Oleh: Candra Malik
Iman dibangun
atas empat pilar keyakinan. Yaitu ilmal
yaqin atau percaya berdasarkan pengetahuan, 'ainul yaqin atau percaya berdasarkan pandangan langsung, haqqul yaqin atau percaya berdasarkan
pengalaman pribadi, dan ikmal yaqin
atau percaya berdasarkan keterlibatan mendalam.
Ilmal yaqin dapat diibaratkan sebagai
mula-awal belajar. Seorang Sufi menimba ilmu dari siapa pun, terutama dari
gurunya, tentang sesuatu hal. Sebagaimana seorang pehobi masak mencatat resep
masakan dari seorang Chef. Jika
berhenti hanya pada menimba ilmu, apalagi jika sebanyak-banyaknya, maka semakin
banyak ilmu justru semakin berat beban hidupnya.
Para Sufi
memiliki analogi yang satir, yaitu betapa pun seekor keledai menarik segerobak
ilmu, toh ia tetaplah seekor keledai.
Semakin banyak ilmu, jika tak diwujudkan menjadi amal, maka alih-alih membawa
manfaat, ia justru menimbulkan madharat
bagi penghimpun ilmu itu sendiri. Oleh karenanya, ilmal yaqin harus dilanjutkan dengan 'ainul yaqin.
Kita bisa
belajar dari kopi. Setelah mencatat bahwa secangkir kopi dibuat dari setuang
air mendidih, setakar bubuk kopi, dan gula sebutuhnya, seorang Sufi harus
melihat sendiri apa itu air, kopi, dan gula. Tak cukup baginya hanya mendapati
air, kopi, dan gula sebagai susunan aksara. Hanya teks, dan bukan konteks.
Sesuai
fitrahnya, kopi diseduh atau disajikan dengan ampasnya, dengan cangkir, bukan
gelas. Tapi, mengapa harus demikian? Seorang Guru Tasawuf saya
mengatakan," supaya kau seolah memegang kuping sendiri saat memegang
kuping cangkir."
"Setelah
kuping terpegang dan kopi mendekat, kau aktifkan lidah sebagai indera penyesap
dan hidung sebagai indera pencium," lanjutnya. Mata sebagai indera
penglihat akan menatap ke arah suwung tertentu, ketika kopi kita sesap dan
seketika aromanya kita hirup.
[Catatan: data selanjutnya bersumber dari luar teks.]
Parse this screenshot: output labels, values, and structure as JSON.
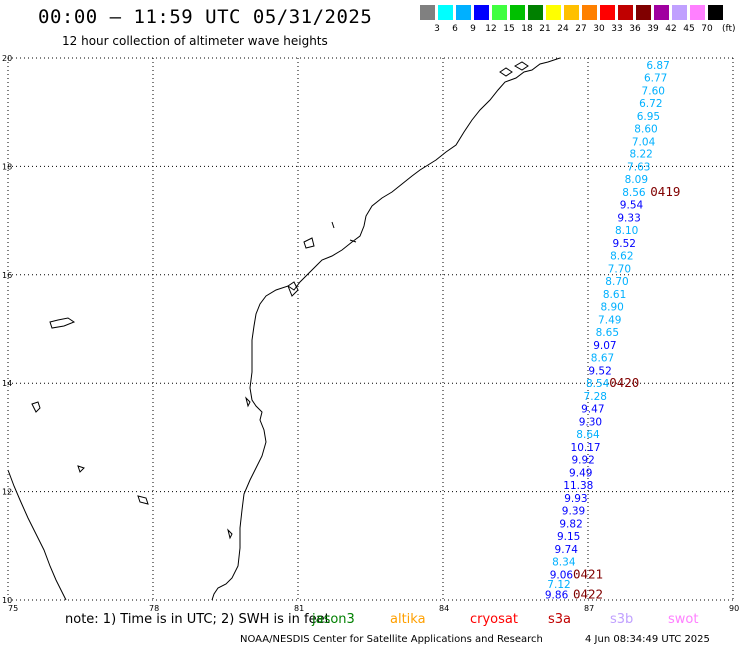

Segera panasnya secangkir kopi itu membuka
pori-pori kulit, sehingga pendek kata: hiduplah seluruh lima indera dalam diri.
Inilah mengapa
tatkala mengaji Tasawuf, seorang murid disuguhi secangkir kopi oleh sang
mursyid. Lebih pahit lebih baik bagi indera. Seolah belum Sufi jika belum
ngopi. Dan, memang demikianlah tradisi ngopi bermula: dari para Sufi yang melek
semalam suntuk.
"Tahu
dari mana itu kopi?" tanya Guru Tasawuf saya, suatu malam. Ia
berseru,"siapa tahu aspal? Toh sama hitamnya sama pekatnya.
Minumlah!"
Segera saya
sesap secangkir kopi itu, saya rasakan dengan tamat, lalu saya jawab,"Ini
benar kopi, Kiai. Yakin seyakin-yakinnya."
Guru saya itu
berwasiat, iman dibangun setidaknya dengan empat keyakinan: 'ilmal yaqin, 'ainul yaqin, haqqul yaqin,
ikmal yaqin. "Ilmal yaqin
adalah yakin berdasar pengetahuan. Tahu secangkir kopi diracik dari air
mendidih, kopi, dan gula dalam takaran tertentu. Namun, cita-rasa tak cukup
hanya dari resep di atas kertas. 'Ainul
yaqin adalah yakin berdasarkan kesaksian. Melihat kasunyatan,"
katanya.
Melihat
sendiri,"O, ini yang disebut air mendidih. O, ini bubuk kopi. O, ini
butiran gula." Nyata. Bukan lagi teori, bukan ilusi. Tapi, melihat saja
pun tak cukup. Haqqul yaqin adalah
yakin karena mengalami sendiri. Memasak air, meracik kopi. Terlibat prosesnya.
Puncaknya keyakinan adalah ikmal yaqin,
yaitu yakin karena merasakan sendiri. Menyesap kopi dan merasakan sensasinya.
Ini kopiku,
mana kopimu?
Candra Malik, Penulis, Budayawan Sufi, Pengasuh Pesantren Asy-Syahadah, di
Segoro Gunung, lereng Gunung Lawu, Karanganyar, Jawa Tengah.